Vi è però da tener presente che, nel caso in esame, ad agire per la riscossione coattiva del credito tributario è stata direttamente l’amministrazione finanziaria titolare del credito, non l’esattore o il concessionario del servizio al quale le norme procedimentali sopra ricordate attribuiscono l’attività di riscossione coattiva del credito stesso. Ove non si ritenesse pregiudizialmente l’inammissibilità dell’azione esecutiva nella specie intrapresa senza l’intervento del concessionario cui è per legge affidata (la rigida tipicità degli atti e delle forme del procedimento di riscossione condurrebbe ad affermarlo, anche d’ufficio in assenza di deduzione di parte circa la questione di legittimazione: cfr. sul punto Cass. n. 13695/2001; n. 6169/2003; n. 11837/2007), e quindi si ritenesse che la previsione di legge dell’espletamento dell’attività di riscossione mediante concessionario non priva il titolare del credito tributario della legittimazione ad agire direttamente, resterebbe pur sempre da verificare la compatibilità di tale assunto con la indispensabilità, anche nel caso di azione diretta, della previa iscrizione del credito a ruolo, che, secondo la definizione data dal D.P.R. n. 602 del 1973, art. 10 (come modificato dal D.Lgs. n. 46 del 1999) e recepita dalla giurisprudenza di questa corte, è l’elenco dei debitori e delle somme da essi dovute formato dall’ufficio ai fini della riscossione a mezzo del concessionario.
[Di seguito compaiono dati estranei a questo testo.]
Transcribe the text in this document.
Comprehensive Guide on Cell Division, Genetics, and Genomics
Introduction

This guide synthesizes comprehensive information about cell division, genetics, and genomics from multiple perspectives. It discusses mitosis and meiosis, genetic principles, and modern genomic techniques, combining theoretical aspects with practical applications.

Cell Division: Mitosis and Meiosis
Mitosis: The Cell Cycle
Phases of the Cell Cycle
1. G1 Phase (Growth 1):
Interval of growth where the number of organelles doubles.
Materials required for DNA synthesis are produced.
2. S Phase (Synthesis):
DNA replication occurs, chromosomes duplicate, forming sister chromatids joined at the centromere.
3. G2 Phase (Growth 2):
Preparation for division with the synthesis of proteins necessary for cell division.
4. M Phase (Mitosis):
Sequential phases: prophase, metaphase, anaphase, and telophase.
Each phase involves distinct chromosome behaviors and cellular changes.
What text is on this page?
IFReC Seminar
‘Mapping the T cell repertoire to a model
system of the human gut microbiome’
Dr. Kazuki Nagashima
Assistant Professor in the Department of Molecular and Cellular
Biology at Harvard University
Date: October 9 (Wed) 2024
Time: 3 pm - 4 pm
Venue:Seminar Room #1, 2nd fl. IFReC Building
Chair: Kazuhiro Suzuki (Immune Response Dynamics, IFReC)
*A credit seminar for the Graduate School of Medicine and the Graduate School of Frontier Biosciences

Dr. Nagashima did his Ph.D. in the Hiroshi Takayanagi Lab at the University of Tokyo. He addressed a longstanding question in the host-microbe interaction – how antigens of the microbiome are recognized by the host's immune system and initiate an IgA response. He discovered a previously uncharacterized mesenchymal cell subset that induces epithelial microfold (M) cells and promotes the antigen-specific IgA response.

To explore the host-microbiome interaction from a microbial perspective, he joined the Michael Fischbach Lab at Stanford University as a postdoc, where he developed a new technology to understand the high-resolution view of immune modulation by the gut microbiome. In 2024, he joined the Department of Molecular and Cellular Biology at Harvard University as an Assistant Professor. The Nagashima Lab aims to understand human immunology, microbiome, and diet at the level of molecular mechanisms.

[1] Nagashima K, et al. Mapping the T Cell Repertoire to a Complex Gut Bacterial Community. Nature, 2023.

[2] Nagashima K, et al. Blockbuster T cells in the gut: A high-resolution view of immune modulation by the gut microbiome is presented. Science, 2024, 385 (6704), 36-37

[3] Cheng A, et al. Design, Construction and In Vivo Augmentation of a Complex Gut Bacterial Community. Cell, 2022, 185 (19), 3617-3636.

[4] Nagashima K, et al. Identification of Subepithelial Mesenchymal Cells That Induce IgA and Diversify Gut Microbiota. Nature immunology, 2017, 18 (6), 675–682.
Poichè la questione come sopra sintetizzata, non risultante specificamente affrontata dalla giurisprudenza di questa corte sotto i profili qui evidenziati, deve considerarsi, pur se in parte correlata a norme non più vigenti, di massima importanza, investendo i modi e le forme della attività di riscossione coattiva dei crediti erariali di natura tributaria in sede concorsuale, si ritiene necessario rimettere gli atti al Primo Presidente della Corte Suprema di Cassazione, perchè valuti l’opportunità dell’assegnazione del ricorso alle Sezioni Unite.

P.Q.M.

La Corte dispone la rimessione degli atti al Primo Presidente della Corte per l’eventuale assegnazione alle Sezioni Unite.

Così deciso in Roma, il 8 marzo 2011.